We frequently supplement findings from these advanced imaging modalities with cerebrospinal fluid analysis to confirm atypical Alzheimer’s disease (e.g., early onset, atypical clinical syndrome) and to diagnose rare neurological disorders such as paraneoplastic and prion disease. Imaging findings are frequently integrated in many of the 25-plus active clinical trials in the Lou Ruvo Center for Brain Health research program. Distinctive offerings include clinical trials in pre-symptomatic at-risk patients, repurposing of medications, and treatments for non-Alzheimer’s dementias such as Lewy body disease.

Epilepsy

At Cleveland Clinic’s Epilepsy Center, one recent success with MRI volumetric analysis has been achieved in the diagnosis prediction of patients with epilepsy and Rasmussen’s encephalitis (RE).5 Over the past decade, MRI has become an increasingly important tool in the diagnosis of RE, as well as in assessing disease progression and therapeutic effectiveness.

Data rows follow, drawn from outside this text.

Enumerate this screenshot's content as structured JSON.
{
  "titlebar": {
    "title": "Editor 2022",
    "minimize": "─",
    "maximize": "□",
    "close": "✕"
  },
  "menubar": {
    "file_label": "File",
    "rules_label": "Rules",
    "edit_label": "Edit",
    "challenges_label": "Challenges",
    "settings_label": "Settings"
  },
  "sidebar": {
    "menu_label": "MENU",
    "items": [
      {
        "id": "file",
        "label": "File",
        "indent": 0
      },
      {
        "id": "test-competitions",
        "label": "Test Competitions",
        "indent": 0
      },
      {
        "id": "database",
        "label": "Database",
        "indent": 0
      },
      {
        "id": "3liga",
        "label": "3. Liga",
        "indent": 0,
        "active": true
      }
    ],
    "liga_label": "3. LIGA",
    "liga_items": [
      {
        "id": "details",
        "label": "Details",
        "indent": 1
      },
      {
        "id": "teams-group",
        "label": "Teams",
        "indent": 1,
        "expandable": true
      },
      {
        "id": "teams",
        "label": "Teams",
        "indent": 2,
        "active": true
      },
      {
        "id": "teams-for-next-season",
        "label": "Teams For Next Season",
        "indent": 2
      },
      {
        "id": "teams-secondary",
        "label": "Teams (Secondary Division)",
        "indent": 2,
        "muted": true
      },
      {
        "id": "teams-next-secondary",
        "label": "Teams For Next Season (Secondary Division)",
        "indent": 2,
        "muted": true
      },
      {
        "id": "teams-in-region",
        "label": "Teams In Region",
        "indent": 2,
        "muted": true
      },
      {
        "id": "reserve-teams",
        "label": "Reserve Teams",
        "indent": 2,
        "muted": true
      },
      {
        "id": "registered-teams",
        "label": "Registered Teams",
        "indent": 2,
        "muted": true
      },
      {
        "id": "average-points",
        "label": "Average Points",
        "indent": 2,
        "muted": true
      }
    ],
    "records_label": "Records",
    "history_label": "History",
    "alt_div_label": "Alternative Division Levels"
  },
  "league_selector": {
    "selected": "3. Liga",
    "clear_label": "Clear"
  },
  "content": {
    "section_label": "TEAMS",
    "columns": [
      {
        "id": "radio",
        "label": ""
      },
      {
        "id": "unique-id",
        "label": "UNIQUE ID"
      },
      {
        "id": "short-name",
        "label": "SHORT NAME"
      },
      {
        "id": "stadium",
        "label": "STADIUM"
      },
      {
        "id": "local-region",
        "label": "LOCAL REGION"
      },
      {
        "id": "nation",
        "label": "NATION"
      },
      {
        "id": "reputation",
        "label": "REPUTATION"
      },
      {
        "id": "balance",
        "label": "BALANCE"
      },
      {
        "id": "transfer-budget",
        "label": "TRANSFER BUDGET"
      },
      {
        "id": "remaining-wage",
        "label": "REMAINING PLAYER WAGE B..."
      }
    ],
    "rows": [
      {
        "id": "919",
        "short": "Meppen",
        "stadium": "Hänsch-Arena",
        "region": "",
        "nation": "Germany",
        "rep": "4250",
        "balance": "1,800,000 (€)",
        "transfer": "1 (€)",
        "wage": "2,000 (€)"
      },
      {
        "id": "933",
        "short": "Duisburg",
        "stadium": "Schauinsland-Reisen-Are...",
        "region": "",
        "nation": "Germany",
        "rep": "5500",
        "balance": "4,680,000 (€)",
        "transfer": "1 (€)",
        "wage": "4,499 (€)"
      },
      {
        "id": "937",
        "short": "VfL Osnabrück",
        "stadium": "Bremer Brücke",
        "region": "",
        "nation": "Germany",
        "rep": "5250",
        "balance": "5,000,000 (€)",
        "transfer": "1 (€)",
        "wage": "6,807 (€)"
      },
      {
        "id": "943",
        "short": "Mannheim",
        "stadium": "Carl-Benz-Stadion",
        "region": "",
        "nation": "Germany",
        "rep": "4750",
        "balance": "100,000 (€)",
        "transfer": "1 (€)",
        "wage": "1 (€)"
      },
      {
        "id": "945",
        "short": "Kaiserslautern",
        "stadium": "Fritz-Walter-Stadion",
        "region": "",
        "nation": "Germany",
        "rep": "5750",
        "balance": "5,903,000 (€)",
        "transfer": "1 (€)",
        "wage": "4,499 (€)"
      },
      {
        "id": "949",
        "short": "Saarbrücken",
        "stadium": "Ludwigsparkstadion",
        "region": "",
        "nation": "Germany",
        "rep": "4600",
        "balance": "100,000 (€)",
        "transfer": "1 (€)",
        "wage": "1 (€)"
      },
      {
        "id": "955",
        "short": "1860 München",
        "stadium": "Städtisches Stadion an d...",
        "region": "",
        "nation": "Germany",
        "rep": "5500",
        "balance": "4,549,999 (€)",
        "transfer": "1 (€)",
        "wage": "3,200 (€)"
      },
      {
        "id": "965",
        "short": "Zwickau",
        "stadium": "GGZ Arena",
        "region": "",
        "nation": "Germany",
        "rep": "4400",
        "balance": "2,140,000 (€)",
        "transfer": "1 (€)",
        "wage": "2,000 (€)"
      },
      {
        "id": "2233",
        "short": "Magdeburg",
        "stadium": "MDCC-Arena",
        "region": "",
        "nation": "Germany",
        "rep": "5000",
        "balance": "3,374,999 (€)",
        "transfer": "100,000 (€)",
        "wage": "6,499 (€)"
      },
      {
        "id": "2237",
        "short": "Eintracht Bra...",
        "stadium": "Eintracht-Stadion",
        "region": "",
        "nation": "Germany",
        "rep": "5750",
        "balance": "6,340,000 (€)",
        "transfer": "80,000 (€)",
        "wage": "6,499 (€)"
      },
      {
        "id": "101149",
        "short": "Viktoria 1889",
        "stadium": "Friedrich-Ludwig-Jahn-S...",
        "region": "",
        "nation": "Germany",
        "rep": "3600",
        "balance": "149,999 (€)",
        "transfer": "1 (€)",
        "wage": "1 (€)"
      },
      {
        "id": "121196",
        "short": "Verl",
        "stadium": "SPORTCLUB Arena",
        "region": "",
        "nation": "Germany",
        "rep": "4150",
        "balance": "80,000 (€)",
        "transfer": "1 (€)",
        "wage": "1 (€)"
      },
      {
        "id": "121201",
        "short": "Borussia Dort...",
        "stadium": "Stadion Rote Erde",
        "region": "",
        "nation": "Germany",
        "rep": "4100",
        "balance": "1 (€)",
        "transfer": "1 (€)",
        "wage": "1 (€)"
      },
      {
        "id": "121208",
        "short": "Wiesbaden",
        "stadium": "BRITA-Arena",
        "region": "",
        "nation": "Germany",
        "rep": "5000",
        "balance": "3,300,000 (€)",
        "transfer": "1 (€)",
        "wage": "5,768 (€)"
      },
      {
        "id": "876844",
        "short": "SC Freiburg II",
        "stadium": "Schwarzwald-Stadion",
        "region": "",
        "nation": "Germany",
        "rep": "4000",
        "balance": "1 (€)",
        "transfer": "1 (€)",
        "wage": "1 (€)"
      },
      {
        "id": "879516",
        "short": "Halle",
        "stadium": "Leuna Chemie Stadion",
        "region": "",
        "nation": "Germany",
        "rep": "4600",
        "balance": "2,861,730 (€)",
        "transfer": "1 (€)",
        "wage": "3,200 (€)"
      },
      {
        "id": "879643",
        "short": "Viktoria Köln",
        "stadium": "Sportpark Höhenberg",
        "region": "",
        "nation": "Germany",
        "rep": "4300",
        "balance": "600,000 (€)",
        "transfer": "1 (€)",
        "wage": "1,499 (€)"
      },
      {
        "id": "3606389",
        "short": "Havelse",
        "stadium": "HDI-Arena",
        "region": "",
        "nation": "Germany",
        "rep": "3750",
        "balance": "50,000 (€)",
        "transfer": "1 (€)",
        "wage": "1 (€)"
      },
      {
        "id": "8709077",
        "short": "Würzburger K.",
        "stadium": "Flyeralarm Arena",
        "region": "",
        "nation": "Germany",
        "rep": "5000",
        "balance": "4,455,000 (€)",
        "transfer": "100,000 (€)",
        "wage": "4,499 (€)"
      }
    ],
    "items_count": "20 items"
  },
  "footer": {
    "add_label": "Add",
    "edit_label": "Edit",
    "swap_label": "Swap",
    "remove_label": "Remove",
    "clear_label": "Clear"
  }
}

We set out to examine how volumetric measures can help predict RE — i.e., whether the extent of atrophy on MRI can be quantified to predict the probability that a patient with suspected RE truly has RE.

In our study, we included 42 MRI scans from a group of pediatric patients with RE, and performed automated MRI volumetric measurements (one example is shown in Figure 3). Ratios of volumes from the affected hemisphere divided by those from the unaffected hemisphere (such as interhemispheric ratio) were used as input to a logistic regression classifier that was trained to separate patients from controls.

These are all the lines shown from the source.